Das Bundesverfassungsgericht hat den Gesetzgeber aufgefordert, „unverzüglich“ Vorkehrungen zum Schutz behinderter Menschen für den Fall einer pandemiebedingten Triage zu treffen. „Auf dieses Urteil haben wir 40 Jahre lang gewartet“, kommentiert Patientenschützer Eugen Brysch die Entscheidung.

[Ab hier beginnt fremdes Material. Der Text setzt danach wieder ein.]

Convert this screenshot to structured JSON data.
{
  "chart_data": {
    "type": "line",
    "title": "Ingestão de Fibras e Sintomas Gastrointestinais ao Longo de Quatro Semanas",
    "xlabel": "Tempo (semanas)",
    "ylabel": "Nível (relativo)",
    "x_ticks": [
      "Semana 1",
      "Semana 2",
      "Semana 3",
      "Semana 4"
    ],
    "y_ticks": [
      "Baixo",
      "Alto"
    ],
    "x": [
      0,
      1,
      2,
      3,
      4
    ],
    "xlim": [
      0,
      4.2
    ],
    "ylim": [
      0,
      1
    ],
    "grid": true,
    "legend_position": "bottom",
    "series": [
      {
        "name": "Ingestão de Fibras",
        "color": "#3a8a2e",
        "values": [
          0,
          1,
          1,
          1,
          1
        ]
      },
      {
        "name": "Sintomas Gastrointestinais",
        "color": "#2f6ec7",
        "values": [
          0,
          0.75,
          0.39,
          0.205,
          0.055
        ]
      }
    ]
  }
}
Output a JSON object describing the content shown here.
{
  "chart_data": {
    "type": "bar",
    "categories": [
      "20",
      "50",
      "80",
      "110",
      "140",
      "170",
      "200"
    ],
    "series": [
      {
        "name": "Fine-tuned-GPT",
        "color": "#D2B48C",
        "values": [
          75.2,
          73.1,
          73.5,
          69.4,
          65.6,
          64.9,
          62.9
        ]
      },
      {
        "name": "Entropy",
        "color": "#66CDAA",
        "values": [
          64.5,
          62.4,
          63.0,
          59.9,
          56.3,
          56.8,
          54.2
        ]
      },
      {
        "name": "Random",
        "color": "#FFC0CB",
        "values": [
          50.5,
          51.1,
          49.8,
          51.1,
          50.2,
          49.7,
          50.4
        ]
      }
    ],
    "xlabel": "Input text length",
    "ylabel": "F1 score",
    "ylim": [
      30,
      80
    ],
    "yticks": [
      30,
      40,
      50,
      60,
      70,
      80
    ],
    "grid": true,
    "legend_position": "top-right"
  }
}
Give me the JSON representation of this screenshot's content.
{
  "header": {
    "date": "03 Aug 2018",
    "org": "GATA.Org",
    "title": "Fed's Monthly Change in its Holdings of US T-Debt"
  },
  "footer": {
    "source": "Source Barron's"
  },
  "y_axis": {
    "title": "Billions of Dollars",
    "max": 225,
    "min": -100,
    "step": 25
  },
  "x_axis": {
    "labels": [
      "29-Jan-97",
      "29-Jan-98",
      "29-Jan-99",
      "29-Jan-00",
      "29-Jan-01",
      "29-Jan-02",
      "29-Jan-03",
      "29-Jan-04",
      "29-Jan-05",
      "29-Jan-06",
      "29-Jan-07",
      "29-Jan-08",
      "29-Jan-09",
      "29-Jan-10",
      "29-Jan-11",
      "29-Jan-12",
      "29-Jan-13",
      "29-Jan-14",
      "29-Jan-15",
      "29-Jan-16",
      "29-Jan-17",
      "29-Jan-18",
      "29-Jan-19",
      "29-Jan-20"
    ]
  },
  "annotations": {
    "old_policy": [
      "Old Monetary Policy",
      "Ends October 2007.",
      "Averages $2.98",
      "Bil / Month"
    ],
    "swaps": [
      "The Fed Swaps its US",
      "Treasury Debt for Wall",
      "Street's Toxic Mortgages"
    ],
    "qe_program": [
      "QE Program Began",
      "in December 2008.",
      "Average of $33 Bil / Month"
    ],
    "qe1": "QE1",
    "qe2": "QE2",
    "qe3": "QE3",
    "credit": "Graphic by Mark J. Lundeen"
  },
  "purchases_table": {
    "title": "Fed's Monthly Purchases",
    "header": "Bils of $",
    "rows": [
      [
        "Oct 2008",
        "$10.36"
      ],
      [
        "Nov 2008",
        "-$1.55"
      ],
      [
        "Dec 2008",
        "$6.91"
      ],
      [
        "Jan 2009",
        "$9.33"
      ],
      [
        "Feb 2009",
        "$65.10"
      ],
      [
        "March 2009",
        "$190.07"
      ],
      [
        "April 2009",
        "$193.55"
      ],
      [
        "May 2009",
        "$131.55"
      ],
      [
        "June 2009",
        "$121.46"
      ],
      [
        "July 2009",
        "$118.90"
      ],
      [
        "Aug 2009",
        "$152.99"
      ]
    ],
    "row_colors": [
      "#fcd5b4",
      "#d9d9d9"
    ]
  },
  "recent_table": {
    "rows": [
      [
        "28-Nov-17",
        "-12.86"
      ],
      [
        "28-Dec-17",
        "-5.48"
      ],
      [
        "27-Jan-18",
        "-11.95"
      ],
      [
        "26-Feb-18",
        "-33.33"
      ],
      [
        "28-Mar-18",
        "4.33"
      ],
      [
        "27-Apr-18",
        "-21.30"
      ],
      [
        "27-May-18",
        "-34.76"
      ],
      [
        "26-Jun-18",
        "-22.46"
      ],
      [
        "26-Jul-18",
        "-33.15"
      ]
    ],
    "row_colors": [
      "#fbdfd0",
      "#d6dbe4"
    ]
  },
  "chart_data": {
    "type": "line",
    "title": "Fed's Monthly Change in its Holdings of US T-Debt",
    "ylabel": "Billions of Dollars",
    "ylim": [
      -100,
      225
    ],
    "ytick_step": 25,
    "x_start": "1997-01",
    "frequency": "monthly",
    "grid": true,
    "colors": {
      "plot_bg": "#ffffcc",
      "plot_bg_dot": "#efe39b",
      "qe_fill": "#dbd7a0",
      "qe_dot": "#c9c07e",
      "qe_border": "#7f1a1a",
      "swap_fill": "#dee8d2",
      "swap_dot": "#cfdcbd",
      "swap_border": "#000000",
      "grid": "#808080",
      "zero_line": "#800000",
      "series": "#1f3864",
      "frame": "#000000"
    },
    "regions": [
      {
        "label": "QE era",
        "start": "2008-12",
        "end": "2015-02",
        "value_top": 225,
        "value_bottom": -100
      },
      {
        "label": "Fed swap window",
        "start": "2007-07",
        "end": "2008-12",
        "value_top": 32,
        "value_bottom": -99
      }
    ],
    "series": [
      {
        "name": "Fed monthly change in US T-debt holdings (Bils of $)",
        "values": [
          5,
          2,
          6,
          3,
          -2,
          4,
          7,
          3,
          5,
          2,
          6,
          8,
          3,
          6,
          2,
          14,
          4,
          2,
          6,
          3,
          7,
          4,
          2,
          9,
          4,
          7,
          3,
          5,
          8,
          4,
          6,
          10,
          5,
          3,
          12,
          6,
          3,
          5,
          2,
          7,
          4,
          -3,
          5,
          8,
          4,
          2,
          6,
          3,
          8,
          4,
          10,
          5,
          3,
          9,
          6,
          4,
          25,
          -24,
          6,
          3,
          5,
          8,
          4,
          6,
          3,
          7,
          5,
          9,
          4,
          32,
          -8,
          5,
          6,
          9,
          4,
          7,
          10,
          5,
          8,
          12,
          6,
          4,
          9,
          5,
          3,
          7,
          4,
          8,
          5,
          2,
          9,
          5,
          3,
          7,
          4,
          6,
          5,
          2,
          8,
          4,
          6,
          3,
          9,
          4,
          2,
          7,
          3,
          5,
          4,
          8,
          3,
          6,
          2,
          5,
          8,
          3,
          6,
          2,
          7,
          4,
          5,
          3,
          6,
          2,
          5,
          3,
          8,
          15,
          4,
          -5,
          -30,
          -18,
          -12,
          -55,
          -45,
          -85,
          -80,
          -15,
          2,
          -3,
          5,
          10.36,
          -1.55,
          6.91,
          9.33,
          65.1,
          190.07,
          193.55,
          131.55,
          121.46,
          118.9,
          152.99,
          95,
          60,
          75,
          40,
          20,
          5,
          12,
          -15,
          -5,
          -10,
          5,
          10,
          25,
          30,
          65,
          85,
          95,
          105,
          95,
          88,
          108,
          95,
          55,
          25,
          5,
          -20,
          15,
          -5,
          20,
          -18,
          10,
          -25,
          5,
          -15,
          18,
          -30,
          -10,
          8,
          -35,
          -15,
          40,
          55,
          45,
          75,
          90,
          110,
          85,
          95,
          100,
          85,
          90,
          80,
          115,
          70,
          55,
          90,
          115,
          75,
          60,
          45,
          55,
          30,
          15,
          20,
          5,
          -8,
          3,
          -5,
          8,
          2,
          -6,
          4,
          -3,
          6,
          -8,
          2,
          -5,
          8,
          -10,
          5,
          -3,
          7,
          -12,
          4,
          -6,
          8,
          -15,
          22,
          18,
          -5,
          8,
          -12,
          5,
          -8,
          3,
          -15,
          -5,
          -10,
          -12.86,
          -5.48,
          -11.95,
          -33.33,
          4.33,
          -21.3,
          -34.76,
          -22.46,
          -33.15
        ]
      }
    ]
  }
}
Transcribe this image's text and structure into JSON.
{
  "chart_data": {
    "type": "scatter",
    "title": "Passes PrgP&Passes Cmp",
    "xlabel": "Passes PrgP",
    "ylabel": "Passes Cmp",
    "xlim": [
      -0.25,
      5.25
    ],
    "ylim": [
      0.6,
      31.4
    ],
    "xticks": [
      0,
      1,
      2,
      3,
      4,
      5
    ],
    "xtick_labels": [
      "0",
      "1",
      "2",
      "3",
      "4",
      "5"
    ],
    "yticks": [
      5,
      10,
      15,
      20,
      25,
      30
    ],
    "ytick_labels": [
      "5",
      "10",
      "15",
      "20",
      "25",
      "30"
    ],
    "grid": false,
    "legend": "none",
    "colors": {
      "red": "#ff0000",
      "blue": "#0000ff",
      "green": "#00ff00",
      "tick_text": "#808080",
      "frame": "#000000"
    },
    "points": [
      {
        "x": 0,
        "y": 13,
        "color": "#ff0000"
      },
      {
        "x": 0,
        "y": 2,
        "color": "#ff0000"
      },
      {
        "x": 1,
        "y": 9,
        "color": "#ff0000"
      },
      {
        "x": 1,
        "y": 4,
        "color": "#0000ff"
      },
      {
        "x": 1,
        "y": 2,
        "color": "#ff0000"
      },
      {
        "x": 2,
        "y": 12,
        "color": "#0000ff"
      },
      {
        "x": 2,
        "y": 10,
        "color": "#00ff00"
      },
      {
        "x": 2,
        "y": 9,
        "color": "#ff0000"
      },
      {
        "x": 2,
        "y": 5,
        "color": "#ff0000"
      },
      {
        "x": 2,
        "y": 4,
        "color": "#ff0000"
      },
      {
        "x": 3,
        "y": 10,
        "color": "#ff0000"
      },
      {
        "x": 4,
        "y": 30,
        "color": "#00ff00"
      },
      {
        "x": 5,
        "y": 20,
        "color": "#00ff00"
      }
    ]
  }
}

Der Triage-Beschluss stammt von 16. Dezember und wurde am Dienstag (28.12.) in Karlsruhe veröffentlicht (1 BvR 1541/20). Danach hat der Gesetzgeber die Verfassung verletzt, da er es unterlassen habe, entsprechende Vorkehrungen zu treffen.
Gesetzgeber gefordert
Die Politik müsse dafür Sorge tragen, dass jede Benachteiligung wegen einer Behinderung bei der Verteilung pandemiebedingt knapper intensivmedizinischer Behandlungsressourcen hinreichend wirksam verhindert werde, heißt es in dem Beschluss. Außerdem sei der Gesetzgeber gehalten, dieser Handlungspflicht „unverzüglich durch geeignete Vorkehrungen nachzukommen“. Bei der konkreten Ausgestaltung komme ihm ein Einschätzungs-, Wertungs- und Gestaltungsspielraum zu, so das Verfassungsgericht.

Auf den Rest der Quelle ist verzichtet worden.